A frown takes over Keith’s expression, but the blush is still there. Lance is right. About a lot of things, usually. Keith’s not going to tell him that. Not… right now, at least. He looks at Lance’s hands expectantly, the bayard back in its original form. “Are you more focused now that that’s… been said?” He’s not good at this. Friendships are hard enough, but admitting to liking someone? What the fuck is he even supposed to do with that? “You were paying attention, right? Use your sword. I want to see what you remember.”
“Oh, I bet you do.” Lance winks and shoots finger guns at him, which makes Keith roll his eyes and shove at Lance’s shoulder. But Lance just laughs and grabs Keith’s wrist, pulling him in until they’re inches away, breaths away. “Kiss me first?”
“You haven’t earned that yet.” But Keith’s caught. He’ll be the first to admit it. He could break Lance’s hold, but why bother when Lance is warm and soft and looking at him with pouty lips and eyes that are open waters.
“Aw, c’mon. It’s not fun without a little foreplay.”
Keith shoves at Lance’s shoulder again, backing him up until he knocks into the wall, until there’s something solid in the equation to keep them both from sliding to the floor. “You’re the fucking worst,” he breathes, and then catches Lance by the jaw and pulls him in for a kiss.
It feels like everything he’s missed his whole life. That hollow space, that missing bone, fills in and grows back with every second their lips touch, and it doesn’t hurt the way he imaged it might – it’s just a huge fucking relief. He grabs onto Lance’s shirt and pushes his fingers into Lance’s hair, and his whole body jolts when Lance touches him back, fingers kneading at Keith’s sides, his hips, pulling him in a breath closer.
Keith pushes and Lance pushes back, and it’s a fight to get as close as possible and to keep themselves from getting too close too fast. It’s hotter than he thought it would be, and neither of them can fucking shut up in between motions.

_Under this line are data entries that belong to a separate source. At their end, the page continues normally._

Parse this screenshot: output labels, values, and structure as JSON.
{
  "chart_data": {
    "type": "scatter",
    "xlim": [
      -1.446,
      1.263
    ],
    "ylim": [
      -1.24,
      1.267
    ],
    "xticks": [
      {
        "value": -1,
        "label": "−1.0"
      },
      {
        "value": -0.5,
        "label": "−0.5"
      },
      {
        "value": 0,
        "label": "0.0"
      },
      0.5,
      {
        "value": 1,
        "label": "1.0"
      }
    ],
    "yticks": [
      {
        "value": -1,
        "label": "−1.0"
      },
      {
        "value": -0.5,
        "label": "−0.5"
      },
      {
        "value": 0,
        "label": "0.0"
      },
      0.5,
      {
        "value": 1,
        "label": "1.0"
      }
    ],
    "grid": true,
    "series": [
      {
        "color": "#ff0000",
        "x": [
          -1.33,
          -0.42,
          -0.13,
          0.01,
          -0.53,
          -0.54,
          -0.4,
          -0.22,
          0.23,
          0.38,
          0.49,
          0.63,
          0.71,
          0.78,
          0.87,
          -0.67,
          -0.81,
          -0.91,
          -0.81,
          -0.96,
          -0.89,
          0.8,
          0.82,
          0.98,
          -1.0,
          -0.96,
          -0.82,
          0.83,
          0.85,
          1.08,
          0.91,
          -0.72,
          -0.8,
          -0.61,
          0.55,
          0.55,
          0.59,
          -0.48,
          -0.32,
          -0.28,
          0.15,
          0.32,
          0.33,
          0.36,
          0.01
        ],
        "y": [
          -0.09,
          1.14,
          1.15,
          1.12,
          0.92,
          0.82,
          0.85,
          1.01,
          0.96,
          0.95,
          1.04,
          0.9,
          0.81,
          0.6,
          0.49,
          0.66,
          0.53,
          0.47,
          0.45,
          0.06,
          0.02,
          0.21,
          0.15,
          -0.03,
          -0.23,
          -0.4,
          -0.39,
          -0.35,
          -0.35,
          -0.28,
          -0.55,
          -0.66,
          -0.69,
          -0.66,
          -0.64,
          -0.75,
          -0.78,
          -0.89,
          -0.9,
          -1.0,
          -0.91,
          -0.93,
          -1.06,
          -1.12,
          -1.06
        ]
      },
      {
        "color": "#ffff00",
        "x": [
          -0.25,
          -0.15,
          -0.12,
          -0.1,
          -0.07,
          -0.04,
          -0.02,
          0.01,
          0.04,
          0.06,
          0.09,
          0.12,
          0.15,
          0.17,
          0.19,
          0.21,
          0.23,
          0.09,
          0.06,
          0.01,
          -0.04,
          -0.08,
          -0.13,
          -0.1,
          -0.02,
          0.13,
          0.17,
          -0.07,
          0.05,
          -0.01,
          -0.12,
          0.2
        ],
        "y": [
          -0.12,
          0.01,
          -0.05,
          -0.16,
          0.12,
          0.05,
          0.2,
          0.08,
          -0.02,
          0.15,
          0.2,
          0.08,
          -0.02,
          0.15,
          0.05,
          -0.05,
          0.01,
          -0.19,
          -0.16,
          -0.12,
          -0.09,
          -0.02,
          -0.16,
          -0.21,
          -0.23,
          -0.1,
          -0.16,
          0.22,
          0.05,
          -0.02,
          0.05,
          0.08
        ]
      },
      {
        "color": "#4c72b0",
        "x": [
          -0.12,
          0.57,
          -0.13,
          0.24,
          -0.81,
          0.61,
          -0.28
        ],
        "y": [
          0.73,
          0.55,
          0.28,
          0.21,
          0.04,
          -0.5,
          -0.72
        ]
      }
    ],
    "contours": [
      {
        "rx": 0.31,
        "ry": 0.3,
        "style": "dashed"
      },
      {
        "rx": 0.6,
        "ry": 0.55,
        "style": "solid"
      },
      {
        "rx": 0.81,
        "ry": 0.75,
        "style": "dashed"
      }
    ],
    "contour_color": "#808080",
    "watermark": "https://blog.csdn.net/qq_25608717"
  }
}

Each slide of Lance’s fingers is the first time Keith’s felt truly alive, and each tug to Lance’s hair is an arched back and biting teeth and the best, most desperate noise in the whole world.
It’s a surprise to Keith when he pulls away first, Lance’s whine of complaint perfectly echoing in the space around them and perfectly mirrored on Keith’s lips, but someone had to do it before they ended up on the floor, half undressed, to be found by some poor cadet. “I always knew that would be a bad idea,” he murmurs, kissing down Lance’s neck so that the words don’t come off as a bad declaration. “Never want to stop kissing you, now.”
Lance laughs, and his grip tightens. “I’m not going to complain.”
“Oh, no. You’re not getting out of training that easy.” As much as Keith would love to throw the rest of the day’s productive energy at learning everything there is to know about Lance and his body, that’s just not going to happen. It’s too fast, too rushed, and it’s going to end in as sloppy of a crash as the first time Keith got emotional in the cockpit of a fighter. If this is going to be something that works, they’re both going to have to slow down.
“But Keeeeeith,” Lance whines, body going lax enough in complaint that Keith has to decide whether to catch him or let him fall. He chooses the former.
Keith grunts, pushing Lance up by the shoulders until he’s more or less vertical. “Would you stop being such a baby? It’s not like we’re going to war tomorrow. Do you know how long we have to kiss each other now? So long, Lance. Which means that you can give me another hour or two of your time until you get the basics right.”
Lance groans, and whines, and groans a little more just to be dramatic, but he does put his weight on his own two feet and slips past Keith to the center of the room. “Teach me then, fearless leader,” he says, taking up the fighting stance in a way that’s almost perfect. Keith can’t not walk over and correct it immediately, because really, as great as Lance already is, Keith knows he has it in him to be even better.